George Washington Papers

From George Washington to James Wilson, 23 January 1792

To James Wilson


Dear Sir,Philadelphia, January 23d 1792.

Your goodness will, I am persuaded, excuse my not giving an earlier consideration to the subject which you presented to my view in your letter of the 31st ultimo.

A variety of occurences—some of them not very pleasing—have happened since that period, to absorb my attention.

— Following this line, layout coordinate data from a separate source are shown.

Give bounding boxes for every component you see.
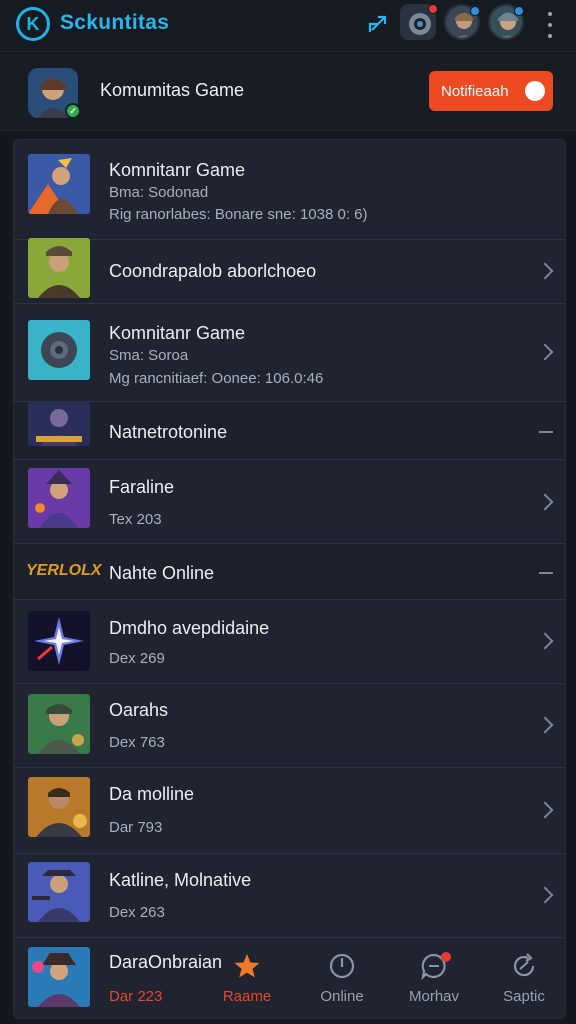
notification-badge [441,952,451,962]
power-icon [329,953,355,979]
app-logo[interactable]: K [16,7,50,41]
chevron-right-icon [536,493,554,511]
chevron-right-icon [536,343,554,361]
item-title: Faraline [109,477,175,497]
game-thumbnail [28,694,90,754]
game-thumbnail [28,862,90,922]
warrior-icon [28,154,90,214]
list-item[interactable]: Coondrapalob aborlchoeo [14,238,565,304]
knight-icon [28,402,90,446]
shield-icon [28,320,90,380]
game-thumbnail [28,777,90,837]
list-item[interactable]: Komnitanr Game Bma: Sodonad Rig ranorlab… [14,140,565,240]
nav-label: Online [320,988,364,1005]
item-subtitle: Dar 793 [109,819,163,836]
section-header[interactable]: Natnetrotonine [14,402,565,460]
community-title: Komumitas Game [100,80,245,100]
refresh-icon [513,953,535,977]
adventurer-icon [28,694,90,754]
chevron-right-icon [536,262,554,280]
star-icon [234,954,260,978]
verified-icon: ✓ [65,103,81,119]
app-title: Sckuntitas [60,11,170,34]
toggle-knob-icon [525,81,545,101]
section-header[interactable]: YERLOLX Nahte Online [14,544,565,600]
notification-label: Notifieaah [441,82,509,100]
item-subtitle: Bma: Sodonad [109,184,209,201]
item-title: Katline, Molnative [109,870,252,890]
item-title: Komnitanr Game [109,323,246,343]
section-title: Natnetrotonine [109,422,228,442]
section-title: Nahte Online [109,563,215,583]
item-subtitle: Dex 263 [109,904,165,921]
chevron-right-icon [536,886,554,904]
game-list: Komnitanr Game Bma: Sodonad Rig ranorlab… [13,139,566,1019]
brawler-icon [28,777,90,837]
game-thumbnail [28,611,90,671]
nav-label: Morhav [408,988,460,1005]
item-subtitle: Dex 763 [109,734,165,751]
collapse-icon [539,572,553,574]
collapse-icon [539,431,553,433]
game-thumbnail [28,402,90,446]
notification-badge [428,4,438,14]
status-dot [514,6,524,16]
ranger-icon [28,947,90,1007]
nav-item-morhav[interactable]: Morhav [394,938,474,1018]
list-item[interactable]: Faraline Tex 203 [14,460,565,544]
game-thumbnail [28,468,90,528]
nav-item-saptic[interactable]: Saptic [484,938,564,1018]
list-item[interactable]: Da molline Dar 793 [14,768,565,854]
nav-item-online[interactable]: Online [302,938,382,1018]
more-icon[interactable] [546,12,554,38]
item-title: Komnitanr Game [109,160,246,180]
list-item[interactable]: Dmdho avepdidaine Dex 269 [14,600,565,684]
chevron-right-icon [536,632,554,650]
starburst-icon [28,611,90,671]
bottom-navigation: Raame Online Morhav Saptic [150,938,566,1018]
game-thumbnail [28,947,90,1007]
logo-letter: K [26,13,40,34]
list-item[interactable]: Katline, Molnative Dex 263 [14,854,565,938]
notification-toggle-button[interactable]: Notifieaah [429,71,553,111]
item-detail: Mg rancnitiaef: Oonee: 106.0:46 [109,370,324,387]
game-thumbnail [28,154,90,214]
item-detail: Rig ranorlabes: Bonare sne: 1038 0: 6) [109,206,368,223]
list-item[interactable]: Oarahs Dex 763 [14,684,565,768]
game-thumbnail [28,238,90,298]
item-title: Oarahs [109,700,169,720]
status-dot [470,6,480,16]
brand-logo-text: YERLOLX [26,562,102,579]
item-title: Dmdho avepdidaine [109,618,270,638]
mage-icon [28,468,90,528]
chevron-right-icon [536,716,554,734]
item-subtitle: Tex 203 [109,511,162,528]
gunslinger-icon [28,862,90,922]
item-subtitle: Sma: Soroa [109,347,189,364]
share-icon[interactable] [366,12,390,36]
game-thumbnail [28,320,90,380]
community-header: ✓ Komumitas Game Notifieaah [0,53,576,131]
top-app-bar: K Sckuntitas [0,0,576,52]
item-subtitle: Dex 269 [109,650,165,667]
item-title: Da molline [109,784,195,804]
nav-label: Raame [222,988,272,1005]
list-item[interactable]: Komnitanr Game Sma: Soroa Mg rancnitiaef… [14,304,565,402]
nav-item-raame[interactable]: Raame [207,938,287,1018]
item-title: Coondrapalob aborlchoeo [109,261,317,281]
chevron-right-icon [536,801,554,819]
nav-label: Saptic [503,988,545,1005]
soldier-icon [28,238,90,298]
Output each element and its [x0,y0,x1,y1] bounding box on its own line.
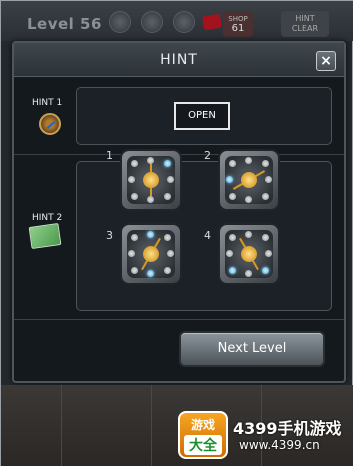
shop-button[interactable]: SHOP 61 [223,11,253,37]
puzzle-tile-1 [120,149,182,211]
watermark-brand: 4399手机游戏 [233,419,342,438]
tile-number: 4 [204,229,211,242]
puzzle-tile-2 [218,149,280,211]
tile-dot-lit [147,231,154,238]
tile-dot [164,234,171,241]
tile-number: 2 [204,149,211,162]
floor-seam [151,385,152,466]
puzzle-tile-4 [218,223,280,285]
watermark-logo: 游戏 大全 [178,411,228,459]
tile-face [127,156,175,204]
tile-face [225,156,273,204]
tile-number: 3 [106,229,113,242]
tile-dot [245,270,252,277]
tile-dot [147,157,154,164]
tile-dot [229,234,236,241]
tile-dot-lit [164,160,171,167]
tile-dot [262,193,269,200]
watermark-logo-bottom: 大全 [184,435,222,455]
dialog-title: HINT [160,52,198,68]
tile-dot [229,160,236,167]
game-screen: Level 56 SHOP 61 HINT CLEAR HINT × HINT … [0,0,353,466]
tile-number: 1 [106,149,113,162]
tile-dot [229,193,236,200]
tile-dot-lit [226,176,233,183]
tile-dot [265,176,272,183]
tile-dot-lit [229,267,236,274]
tile-dot [128,176,135,183]
floor-seam [61,385,62,466]
tile-dot [131,234,138,241]
tile-dot-lit [262,267,269,274]
tile-dot [265,250,272,257]
refresh-icon[interactable] [109,11,131,33]
dialog-header: HINT × [14,43,344,77]
hint2-label: HINT 2 [32,213,63,223]
tile-face [225,230,273,278]
tile-dot [131,160,138,167]
tile-core [143,172,159,188]
tile-dot [262,234,269,241]
tile-dot [164,193,171,200]
tile-dot [128,250,135,257]
compass-icon [39,113,61,135]
open-button[interactable]: OPEN [174,102,230,130]
puzzle-tile-3 [120,223,182,285]
hint-dialog: HINT × HINT 1 OPEN HINT 2 1 2 3 4 Next L… [12,41,346,383]
top-bar: Level 56 SHOP 61 HINT CLEAR [1,1,353,41]
tile-dot [131,267,138,274]
tile-core [241,172,257,188]
tile-dot [245,231,252,238]
watermark-url: www.4399.cn [239,438,320,452]
hint-clear-button[interactable]: HINT CLEAR [281,11,329,37]
tile-dot [164,267,171,274]
level-label: Level 56 [27,15,102,33]
tile-core [143,246,159,262]
tile-core [241,246,257,262]
shop-count: 61 [231,23,245,34]
close-button[interactable]: × [316,51,336,71]
tile-dot [245,157,252,164]
gear-icon[interactable] [173,11,195,33]
tile-dot [226,250,233,257]
map-icon [28,223,62,249]
tile-dot [245,196,252,203]
tile-face [127,230,175,278]
gem-icon [201,13,223,31]
tile-dot [147,196,154,203]
hint-clear-line2: CLEAR [291,24,319,33]
tile-dot-lit [147,270,154,277]
next-level-button[interactable]: Next Level [179,331,325,367]
hint1-label: HINT 1 [32,98,63,108]
tile-dot [131,193,138,200]
tile-dot [262,160,269,167]
hint-clear-line1: HINT [295,14,315,23]
watermark-logo-top: 游戏 [190,418,215,432]
tile-dot [167,176,174,183]
tile-dot [167,250,174,257]
divider [14,319,344,320]
settings-icon[interactable] [141,11,163,33]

My opinion with respect to the advantages which would result from such a digest of Laws as was suggested by you, is the same now it was at the time we conversed on the expediency of drawing a line between the powers of the General and State governments, with a view to avoid those evils which otherwise might result from a contention. But from the best consideration my leisure has enabled me to bestow on the subject, I question much whether the time is yet arrived—the necessity so generally apparent—or the temper of Congress so well framed for these things, as to render such a proposition acceptable. And I doubt still more, whether at any time, its coming from the Executive would be the most auspicious mode of bringing it forward; as it might be construed into an implication of want of discernment in that body to foresee the utility, or of abilities to execute or to direct a measure of so much importance. I am, with very great esteem and regard, Dear Sir, Your obedt Servant,

Go: Washington


For the background to this letter, see James Wilson to GW, 31 Dec. 1791, and Edmund Randolph to GW, 21 Jan. 1792.